Note-se que os casos analisados acima são meramente ilustrativos. Há diversas outras questões que foram solucionadas favoravelmente aos contribuintes em razão da não aplicação do voto de qualidade e corroboram a tendência destacada acima de maior alinhamento entre o entendimento do Carf e a jurisprudência dos Tribunais Superiores.

Não se pode, portanto, afirmar que o fim do voto de qualidade prejudica o interesse público. Pelo contrário, a nova sistemática de empate pró-contribuinte vem sistematicamente resguardando a União Federal de levar discussões infrutíferas e fadadas ao insucesso ao Poder Judiciário.

Evita-se, assim, a instauração de contencioso judicial irracional e a oneração dos cofres públicos com os custos associados à manutenção da máquina judiciária e a condenações da Fazenda Pública em honorários de sucumbência.

Nos casos polêmicos, porém, ainda não se pode fazer uma avaliação de como os julgadores se comportarão.

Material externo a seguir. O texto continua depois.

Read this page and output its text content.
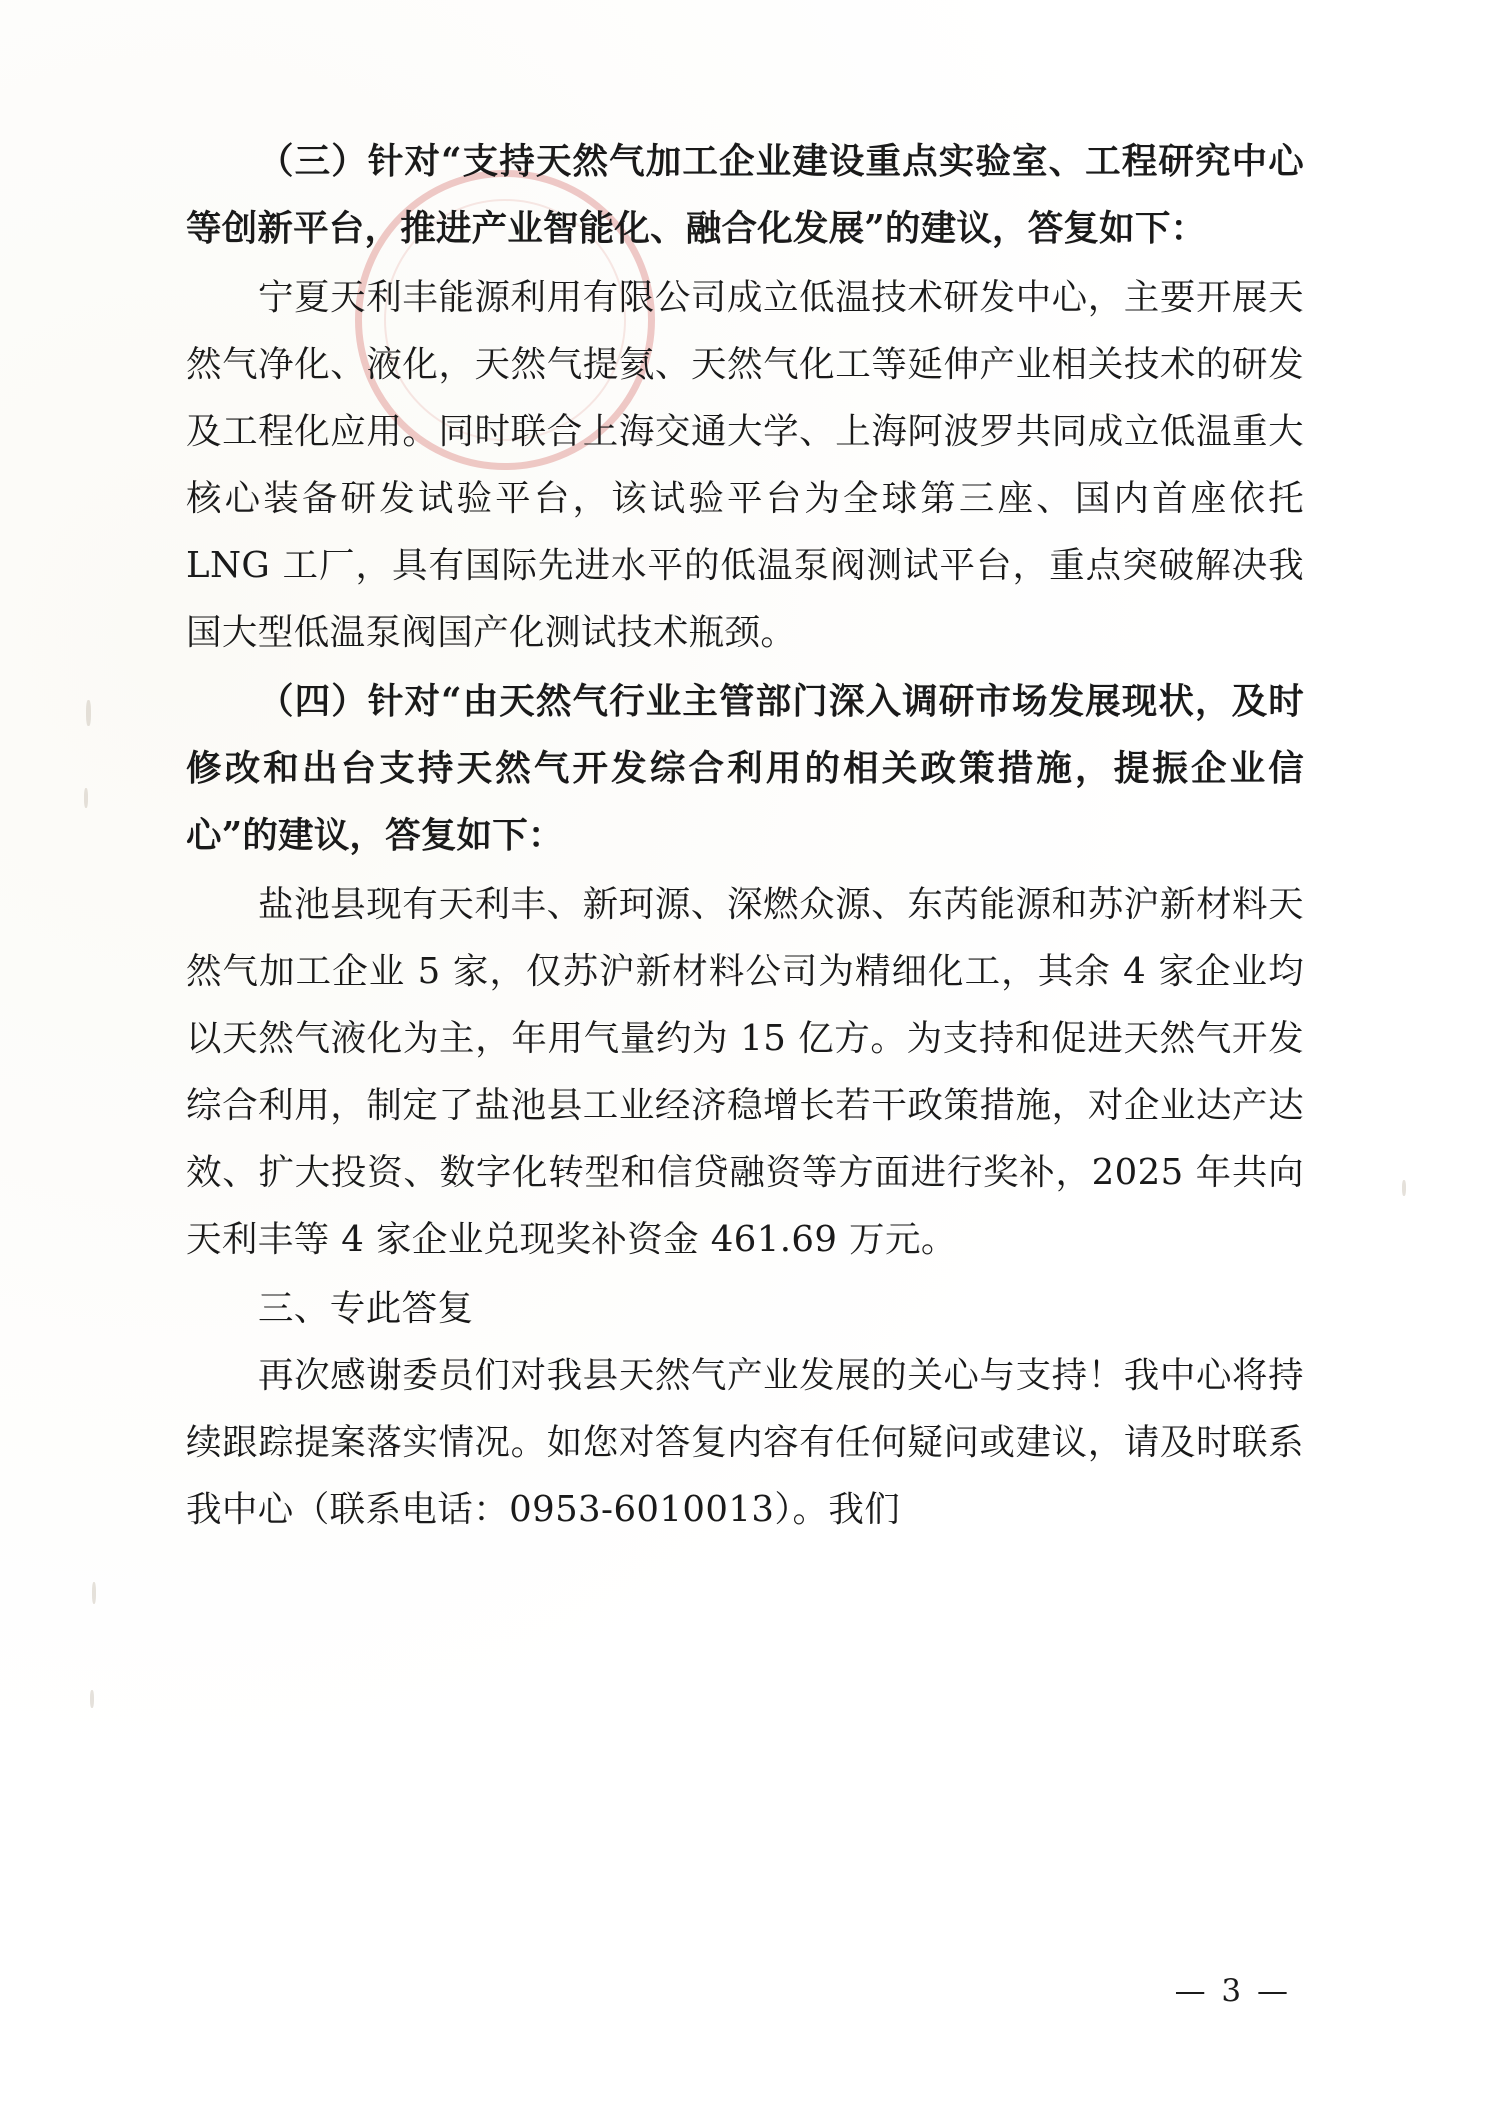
（三）针对“支持天然气加工企业建设重点实验室、工程研究中心等创新平台，推进产业智能化、融合化发展”的建议，答复如下：

宁夏天利丰能源利用有限公司成立低温技术研发中心，主要开展天然气净化、液化，天然气提氦、天然气化工等延伸产业相关技术的研发及工程化应用。同时联合上海交通大学、上海阿波罗共同成立低温重大核心装备研发试验平台，该试验平台为全球第三座、国内首座依托 LNG 工厂，具有国际先进水平的低温泵阀测试平台，重点突破解决我国大型低温泵阀国产化测试技术瓶颈。

（四）针对“由天然气行业主管部门深入调研市场发展现状，及时修改和出台支持天然气开发综合利用的相关政策措施，提振企业信心”的建议，答复如下：

盐池县现有天利丰、新珂源、深燃众源、东芮能源和苏沪新材料天然气加工企业 5 家，仅苏沪新材料公司为精细化工，其余 4 家企业均以天然气液化为主，年用气量约为 15 亿方。为支持和促进天然气开发综合利用，制定了盐池县工业经济稳增长若干政策措施，对企业达产达效、扩大投资、数字化转型和信贷融资等方面进行奖补，2025 年共向天利丰等 4 家企业兑现奖补资金 461.69 万元。

三、专此答复

再次感谢委员们对我县天然气产业发展的关心与支持！我中心将持续跟踪提案落实情况。如您对答复内容有任何疑问或建议，请及时联系我中心（联系电话：0953-6010013）。我们

— 3 —
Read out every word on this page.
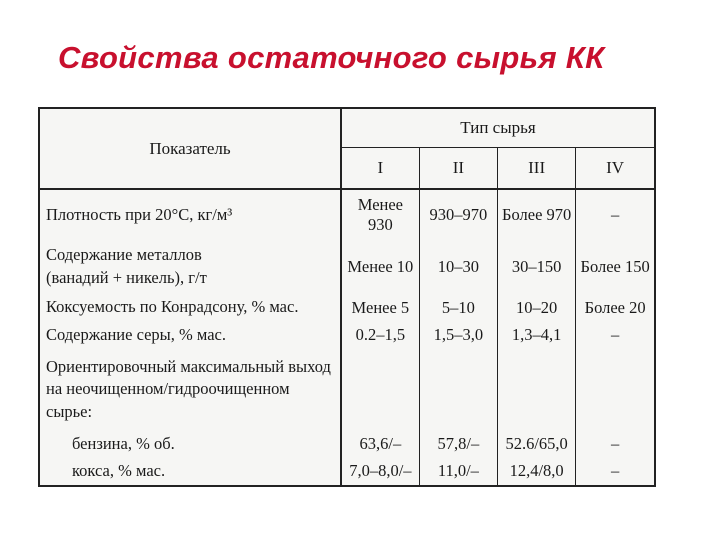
Свойства остаточного сырья КК
Показатель	Тип сырья			
	I	II	III	IV

Плотность при 20°С, кг/м³	Менее 930	930–970	Более 970	–

Содержание металлов
(ванадий + никель), г/т	Менее 10	10–30	30–150	Более 150

Коксуемость по Конрадсону, % мас.	Менее 5	5–10	10–20	Более 20

Содержание серы, % мас.	0.2–1,5	1,5–3,0	1,3–4,1	–

Ориентировочный максимальный выход
на неочищенном/гидроочищенном сырье:				

бензина, % об.	63,6/–	57,8/–	52.6/65,0	–

кокса, % мас.	7,0–8,0/–	11,0/–	12,4/8,0	–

Mas porque não esperar para ver, tão logo a normalidade na dinâmica dos julgamentos retorne?

Por que declarar inconstitucional aquilo que serviu para reequilibrar as forças no embate entre fisco e contribuinte? Por que não aceitar a vontade soberana da cidadania expressa pelo Congresso Nacional? Por que não aceitar que a dúvida do empate favoreça o contribuinte? Por que não deixar que se protejam os contribuintes, fazendo justiça fiscal?

A resposta está com o Supremo Tribunal Federal.


[1] Mandado de Segurança nº 1039677-39.2020.4.01.3400, 6ª Vara Federal Cível, Seção Judiciária do Distrito Federal, Proferida em 03 de novembro de 2020.

[2] Acórdão 9101-005.080, Câmara Superior de Recursos Fiscais, 1ª Turma, Sessão de 01 de setembro de 2020.

[3] Acórdão nº 9303-011.117, Câmara Superior de Recursos Fiscais, 3ª Turma, Sessão de 20 de janeiro de 2021.

[4] Acórdão nº 9202-008.906, Câmara Superior de Recursos Fiscais, 2ª Turma, Sessão de 30 de julho de 2020.

[5] Acórdão nº 9303-010.974, CSRF, 3ª Turma, Sessão de 11 de novembro de 2020.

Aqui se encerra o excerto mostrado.